Ruzanna Harutyunyan's picture

A new drive to improve cancer services was announced by Health Minister Edwina Hart.

Mrs Hart published a programme of work for the NHS, regional cancer networks and other groups over the next three years to help prevent cancer, improve early detection and increase access to treatment.

The programme of work includes:

· a review of genetic testing and surveillance of families at risk of certain cancers to ensure that increasing demand is met;

· a national survey of patients' experience of the cancer care they received;

· patient groups, cancer networks and the Cancer Services Co-ordinating Group to review and make recommendations to the Welsh Assembly Government on further waiting times targets;


· development and implementation of new national standards for children and young people suffering from cancer, rehabilitation, brain cancer and sarcoma; and,

· implementation of the HPV vaccination programme to reduce the risk of cervical cancer, starting in September 2008.

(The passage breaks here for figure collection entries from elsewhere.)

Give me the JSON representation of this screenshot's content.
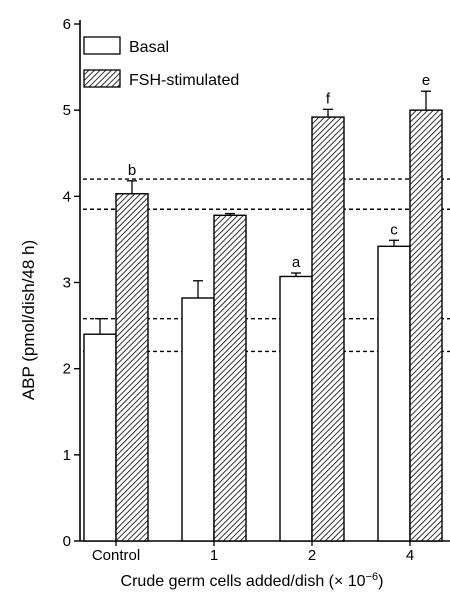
{
  "chart_data": {
    "type": "bar",
    "categories": [
      "Control",
      "1",
      "2",
      "4"
    ],
    "series": [
      {
        "name": "Basal",
        "values": [
          2.4,
          2.82,
          3.07,
          3.42
        ],
        "errors": [
          0.18,
          0.2,
          0.04,
          0.07
        ],
        "labels": [
          "",
          "",
          "a",
          "c"
        ],
        "fill": "#ffffff"
      },
      {
        "name": "FSH-stimulated",
        "values": [
          4.03,
          3.78,
          4.92,
          5.0
        ],
        "errors": [
          0.15,
          0.02,
          0.09,
          0.22
        ],
        "labels": [
          "b",
          "",
          "f",
          "e"
        ],
        "fill": "hatch"
      }
    ],
    "reference_lines": [
      4.2,
      3.85,
      2.58,
      2.2
    ],
    "ylabel": "ABP (pmol/dish/48 h)",
    "xlabel": "Crude germ cells added/dish (× 10",
    "xlabel_exponent": "−6",
    "xlabel_close": ")",
    "yticks": [
      "0",
      "1",
      "2",
      "3",
      "4",
      "5",
      "6"
    ],
    "ylim": [
      0,
      6
    ],
    "legend_position": "top-left",
    "grid": false
  }
}
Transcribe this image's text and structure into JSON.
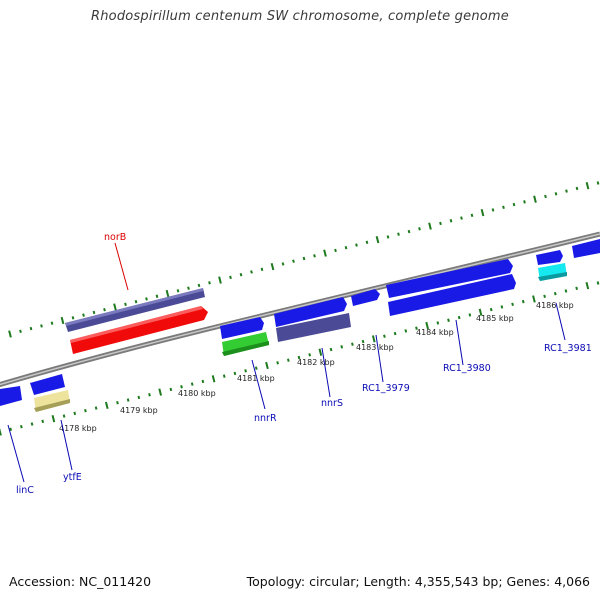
{
  "title": "Rhodospirillum centenum SW chromosome, complete genome",
  "footer": {
    "accession": "Accession: NC_011420",
    "summary": "Topology: circular; Length: 4,355,543 bp; Genes: 4,066"
  },
  "colors": {
    "backbone": "#8c8c8c",
    "tick": "#1e7a1e",
    "gene_blue": "#1a1ae6",
    "gene_purple": "#4b4a96",
    "gene_red": "#f00a0a",
    "gene_green": "#33cc33",
    "gene_khaki": "#eee39c",
    "gene_cyan": "#16e8f0",
    "label_blue": "#0a0ab4",
    "label_red": "#dc0000"
  },
  "scale_labels": [
    "4178 kbp",
    "4179 kbp",
    "4180 kbp",
    "4181 kbp",
    "4182 kbp",
    "4183 kbp",
    "4184 kbp",
    "4185 kbp",
    "4186 kbp"
  ],
  "gene_labels": [
    {
      "name": "norB",
      "color": "red"
    },
    {
      "name": "linC",
      "color": "blue"
    },
    {
      "name": "ytfE",
      "color": "blue"
    },
    {
      "name": "nnrR",
      "color": "blue"
    },
    {
      "name": "nnrS",
      "color": "blue"
    },
    {
      "name": "RC1_3979",
      "color": "blue"
    },
    {
      "name": "RC1_3980",
      "color": "blue"
    },
    {
      "name": "RC1_3981",
      "color": "blue"
    }
  ]
}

The work programme is the second to be issued following the publication in December 2006 of Designed to Tackle Cancer in Wales. The first set of requirements up to March 2008 have been largely achieved, including reducing cancer waiting times and modernising diagnostic and radiotherapy equipment.

Edwina Hart said: "Tackling cancer and improving cancer services is one of the Assembly Government's top priorities.

"Our targets are to reduce death rates from cancer in those under 75 by 20 per cent by 2012 and to achieve comparable five-year survival rates with the best in Europe by 2015. The new programme of work that I am announcing today will ensure we make further progress towards achieving those goals.

"Although we have more to do, survival rates in Wales for a number of cancers continue to increase. For example, improvement in the rate of survival for patients diagnosed with bowel cancer between 1995 and 1999 compared with the previous five years covering 1990-1994, were among the best in Europe. This improvement was significantly better than the European average.

"Investment by the Welsh Assembly Government in CT and MRI scanners is also helping to speed up and improve diagnosis, resulting in better outcomes for patients, an additional ?4.5m is being made available each year to improve services, and earlier this month, I announced a further ?12million to replace and enhance facilities at the North Wales Cancer Centre.

"The latest cancer waiting times figures also show that patients are being treated faster than ever before with virtually every patient starting their treatment within target times, which will mean an increase in survival rates."